Friday, April 12, 2013

Can't Stop Thinking About You

You have no idea how bad I want to be with you right now. How bad I want to hear you tell me the three words that you love me. How bad I just want to talk to you and hear your voice. Or how bad I want to feel your arms around me giving me your perfect hugs. How bad I just want to hold your hand and look into your eyes and know that everything is going to be okay. I miss you and I cant imagine life without you. But most of all I Love You. You are my best friend and I want to do everything with you, I want to go on adventures together, stay up late watching our favorite movies, laugh until our stomachs ache, bake cookies and your favorite brownies together, cook a fancy dinner with you and bee so proud of ourselves that we were able to do it. A day or even an hour doesn't go by without me thinking about you. As I'm writing this I keep thinking of all the fun things we had planned for this summer and even though you didn't think that I wanted to go to Moab or Havasupai or Hiking or anything like that, I did. I was so excited to go to all of those places with you and finally do things that you like to do and that make you happy. I was so excited for you to come with me and my family to Yellowstone, I wanted to go swimming with you.
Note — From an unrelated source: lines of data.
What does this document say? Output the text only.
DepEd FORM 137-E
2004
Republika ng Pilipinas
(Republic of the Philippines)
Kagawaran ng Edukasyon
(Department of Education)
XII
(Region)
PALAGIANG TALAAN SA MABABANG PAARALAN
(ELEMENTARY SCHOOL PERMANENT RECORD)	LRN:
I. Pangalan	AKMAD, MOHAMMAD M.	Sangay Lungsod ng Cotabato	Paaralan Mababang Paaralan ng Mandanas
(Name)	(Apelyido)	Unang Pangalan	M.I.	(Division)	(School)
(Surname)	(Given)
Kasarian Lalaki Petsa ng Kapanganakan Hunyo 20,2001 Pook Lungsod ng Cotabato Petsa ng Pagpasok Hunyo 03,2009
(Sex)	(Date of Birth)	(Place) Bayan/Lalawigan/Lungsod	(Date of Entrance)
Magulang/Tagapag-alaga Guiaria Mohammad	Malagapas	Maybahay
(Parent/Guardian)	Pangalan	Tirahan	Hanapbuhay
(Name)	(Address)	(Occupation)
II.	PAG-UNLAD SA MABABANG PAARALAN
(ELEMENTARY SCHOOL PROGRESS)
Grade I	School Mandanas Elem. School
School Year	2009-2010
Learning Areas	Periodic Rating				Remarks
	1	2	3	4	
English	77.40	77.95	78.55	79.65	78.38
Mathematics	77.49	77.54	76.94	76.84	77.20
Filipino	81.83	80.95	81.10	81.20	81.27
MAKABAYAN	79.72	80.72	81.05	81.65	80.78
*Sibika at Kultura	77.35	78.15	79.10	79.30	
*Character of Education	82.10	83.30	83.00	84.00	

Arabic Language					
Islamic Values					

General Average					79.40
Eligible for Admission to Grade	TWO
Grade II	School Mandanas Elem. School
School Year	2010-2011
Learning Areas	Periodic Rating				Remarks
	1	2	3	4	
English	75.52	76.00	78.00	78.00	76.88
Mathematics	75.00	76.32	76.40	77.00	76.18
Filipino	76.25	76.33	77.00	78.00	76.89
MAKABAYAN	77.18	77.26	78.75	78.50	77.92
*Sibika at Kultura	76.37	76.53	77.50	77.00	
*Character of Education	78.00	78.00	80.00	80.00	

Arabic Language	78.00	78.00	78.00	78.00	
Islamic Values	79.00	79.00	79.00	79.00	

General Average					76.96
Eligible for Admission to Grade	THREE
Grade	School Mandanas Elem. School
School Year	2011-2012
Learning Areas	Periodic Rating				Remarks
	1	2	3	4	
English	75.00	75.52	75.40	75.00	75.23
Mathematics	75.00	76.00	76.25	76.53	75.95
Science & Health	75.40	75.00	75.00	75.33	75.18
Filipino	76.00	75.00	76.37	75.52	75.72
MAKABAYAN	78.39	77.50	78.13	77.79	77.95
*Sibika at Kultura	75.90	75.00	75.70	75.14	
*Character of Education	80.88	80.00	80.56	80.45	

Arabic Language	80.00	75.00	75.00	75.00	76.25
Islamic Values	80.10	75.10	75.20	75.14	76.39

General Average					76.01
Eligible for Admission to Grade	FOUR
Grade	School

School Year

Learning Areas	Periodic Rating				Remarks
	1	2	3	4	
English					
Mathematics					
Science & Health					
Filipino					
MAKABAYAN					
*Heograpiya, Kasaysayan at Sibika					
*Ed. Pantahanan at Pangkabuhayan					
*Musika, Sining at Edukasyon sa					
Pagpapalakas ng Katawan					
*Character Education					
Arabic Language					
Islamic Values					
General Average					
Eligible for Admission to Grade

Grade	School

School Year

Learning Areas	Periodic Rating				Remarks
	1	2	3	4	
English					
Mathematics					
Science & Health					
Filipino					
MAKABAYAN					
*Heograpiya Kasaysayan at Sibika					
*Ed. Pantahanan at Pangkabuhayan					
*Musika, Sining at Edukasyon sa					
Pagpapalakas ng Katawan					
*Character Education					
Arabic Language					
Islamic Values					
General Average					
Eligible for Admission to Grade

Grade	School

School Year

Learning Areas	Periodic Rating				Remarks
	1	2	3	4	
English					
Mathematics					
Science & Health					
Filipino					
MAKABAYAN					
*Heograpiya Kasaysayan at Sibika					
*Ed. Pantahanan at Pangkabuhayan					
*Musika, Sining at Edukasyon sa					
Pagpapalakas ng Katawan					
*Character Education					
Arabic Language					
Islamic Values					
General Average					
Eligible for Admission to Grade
I wanted to do it all with you. I makes me sad to know that now I won't get to do those things with you by my side and with me by your side.
It kills me to know that you don't feel the same way about me, and that you probably don't think about me or even feel the same way as you once did. I don't know where to go from here, I don't know if you want to hear from me or see me again or maybe I should just stop bugging you and realize that I'm not the one you want? I honestly just don't know what you want. Just know that I love you. I won't ever stop loving you.

You probably won't even read this and I just basically poured out my heart for the world to read. But oh well cause I just needed to get it out there.
If you do read this just know that all I want is for you to be happy, and I clearly don't so I hope and I pray that someday you do find that girl that you want to spend everyday with and that makes you smile every time you even think about her. She will be one of the luckiest girls on this planet. I hope she knows that she is, and never takes it for granite.

Saturday, April 6, 2013

Still trying to Process It All

Six months ago today I went on the best first date I could have ever imagined. I went to the Saturday afternoon session of the LDS General Conference. Little did I know, I was going with someone who would become my best friend. Someone who would end up meaning the world to me. Someone who I wanted to spend everyday with, Someone I would give all of my love to. 
Unfortunately for me, in the long run his feelings were not the same, Almost exactly six months from that great day, he broke it all off. A week ago. He wasn't sure that if all he had told me was even true. He wasn't sure of anything at all.
 Every time he would say something of that sort, my heart was broken just a little bit more. By the end of our talk.. his only solution was to break everything off. To not see me, not to talk to me, nothing.   That's what he wanted. He told me that this isn't going to hurt as much.. Was he ever wrong.. My heart has never hurt so much.
And it was all because I had loved him too much, I guess. 
It hurt to know that the one person i trusted fully and loved ( don't get me worn.. I still do love him) Just said to me that everything he had told me in the past couple of month may not have been true. the hardest thing was the next day when every single member of my extended family asks "where is Tanner?" And I had to try and fight back the tears so I could tell them why he wouldn't be spending the day with us.
This past week, although I have been trying to keep busy and put a smile on has been one of the hardest. Luckily I am blessed with amazing family who has shown their love for me, Friend who have reached out their arms towards me and been there when I needed them most. 
I love him and I will for a very long time.
Maybe that's foolish of me, I don't know.
But what I do know is that I hope and pray that maybe one day he will want to talk to me, And will want to see me, and will want to try. Until then I hope you are doing well and I hope you're happy.
I miss you. And think about you all the time.